Christine Hagatun and Maren Roscher


We want to colonize the North Sea, but not for the humans this time, but for the biodiversity. We have focused upon deep concrete platforms to see how this could contribute to enhance the habitat of cold-water coral reefs.  A quote from Architecture and the planetary imaginary, “to work well, the predator must understand the behaviour of the pray”, inspired us in our work in the aspect of increasing the biodiversity in the North Sea.  We developed a timeline containing the past, today and the future in the aspect of the decommissioning of the concrete platforms, also called condeep structures, and looked upon the consequences of the biodiversity.  Troll A was the condeep platform that was used as the main reference-site, in our conceptual proposal.As we mentioned, the decommissioning of condeep platforms is in near future. Based on research, we divided the proposed scenarios into three different categories.
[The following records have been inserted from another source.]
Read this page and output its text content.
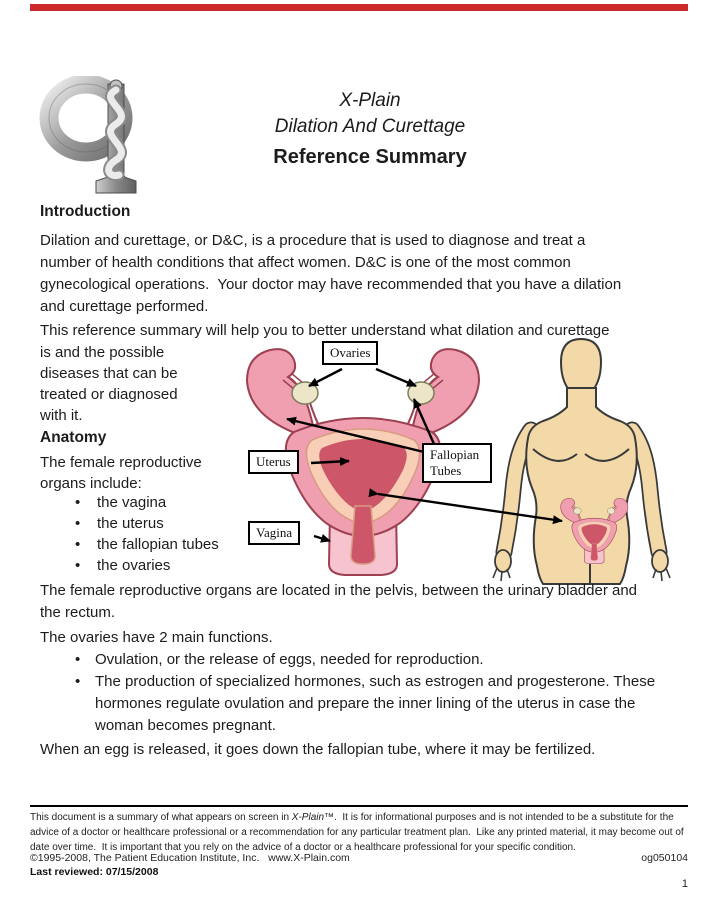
X-Plain
Dilation And Curettage
Reference Summary
Introduction
Dilation and curettage, or D&C, is a procedure that is used to diagnose and treat a number of health conditions that affect women. D&C is one of the most common gynecological operations.  Your doctor may have recommended that you have a dilation and curettage performed.
This reference summary will help you to better understand what dilation and curettage
is and the possible diseases that can be treated or diagnosed with it.
Anatomy
The female reproductive organs include:
•	the vagina
•	the uterus
•	the fallopian tubes
•	the ovaries
Ovaries
Uterus	Fallopian Tubes
Vagina
The female reproductive organs are located in the pelvis, between the urinary bladder and the rectum.
The ovaries have 2 main functions.
• Ovulation, or the release of eggs, needed for reproduction.
• The production of specialized hormones, such as estrogen and progesterone. These hormones regulate ovulation and prepare the inner lining of the uterus in case the woman becomes pregnant.
When an egg is released, it goes down the fallopian tube, where it may be fertilized.
This document is a summary of what appears on screen in X-Plain™.  It is for informational purposes and is not intended to be a substitute for the advice of a doctor or healthcare professional or a recommendation for any particular treatment plan.  Like any printed material, it may become out of date over time.  It is important that you rely on the advice of a doctor or a healthcare professional for your specific condition.
©1995-2008, The Patient Education Institute, Inc.   www.X-Plain.com	og050104
Last reviewed: 07/15/2008
1
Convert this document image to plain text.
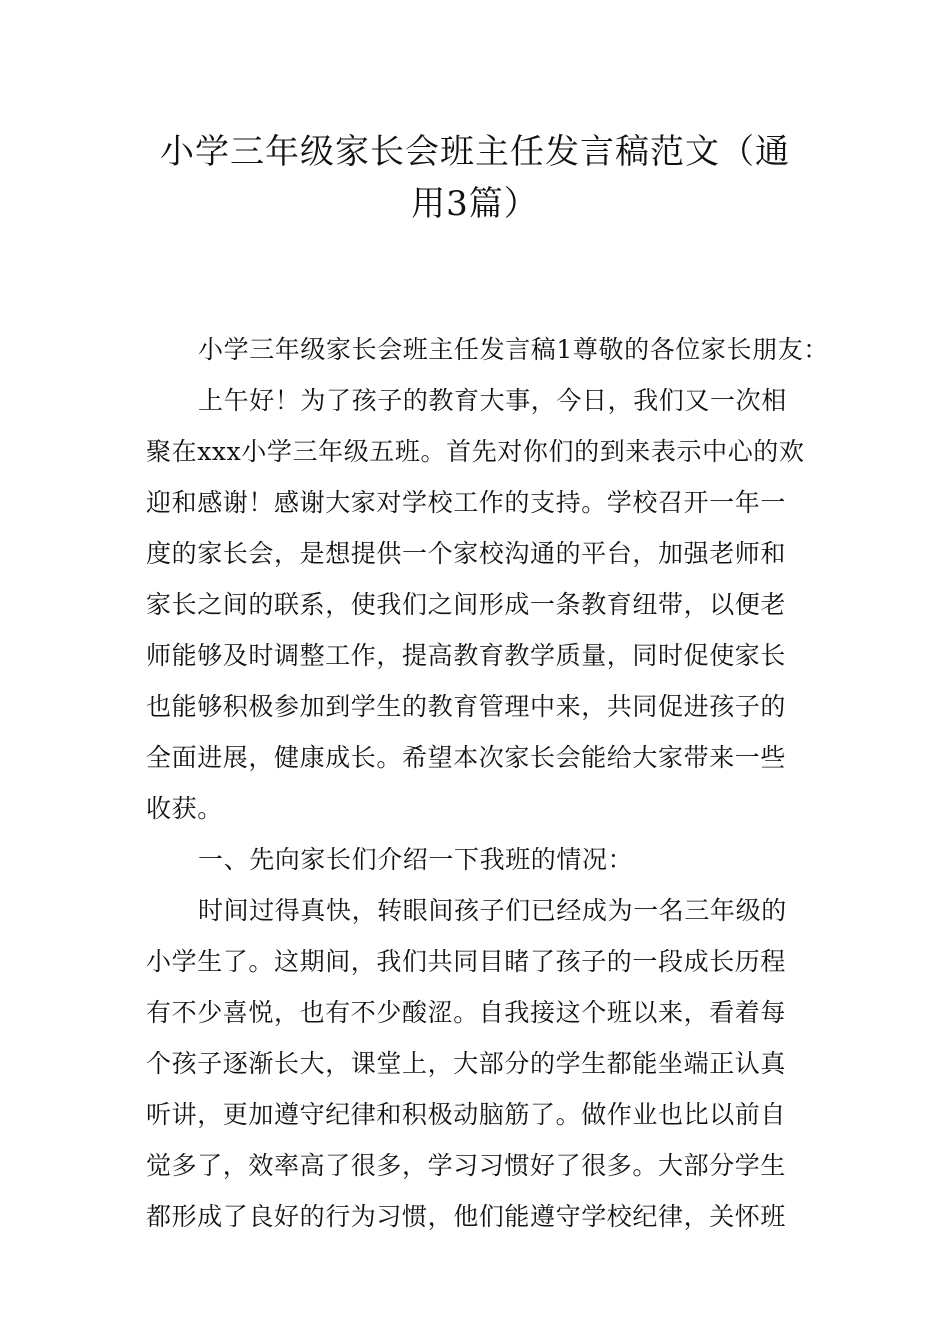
小学三年级家长会班主任发言稿范文（通
用3篇）
小学三年级家长会班主任发言稿1尊敬的各位家长朋友：
上午好！为了孩子的教育大事，今日，我们又一次相
聚在xxx小学三年级五班。首先对你们的到来表示中心的欢
迎和感谢！感谢大家对学校工作的支持。学校召开一年一
度的家长会，是想提供一个家校沟通的平台，加强老师和
家长之间的联系，使我们之间形成一条教育纽带，以便老
师能够及时调整工作，提高教育教学质量，同时促使家长
也能够积极参加到学生的教育管理中来，共同促进孩子的
全面进展，健康成长。希望本次家长会能给大家带来一些
收获。
一、先向家长们介绍一下我班的情况：
时间过得真快，转眼间孩子们已经成为一名三年级的
小学生了。这期间，我们共同目睹了孩子的一段成长历程
有不少喜悦，也有不少酸涩。自我接这个班以来，看着每
个孩子逐渐长大，课堂上，大部分的学生都能坐端正认真
听讲，更加遵守纪律和积极动脑筋了。做作业也比以前自
觉多了，效率高了很多，学习习惯好了很多。大部分学生
都形成了良好的行为习惯，他们能遵守学校纪律，关怀班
Erase: if we take it all away
We will get a new imprint and destroying the corals and biodiversity, but we will getwhat we call, “a clean ocean”.

Split and smash: The already existing structure at site
If we use the method of split and smash, it will contribute to a new structure, new imprint and a new topography -which can be seen as an imprint of our current time.So, they have a similar outcome as erase, but different topography, wish could give different growing conditions for corals. But they start from scratch again. Growing 2 cm a year, we destroy decades of reef building..

Settle: Leave it as it is, keeping the structure and let it settle
With creating a space and an atmosphere within a structure, giving the people the possibility to experience the deep-sea biodiversity that exist-and also, create an outer surface that is designed for meeting the premises of coral growth mimic the shapes they thrive on.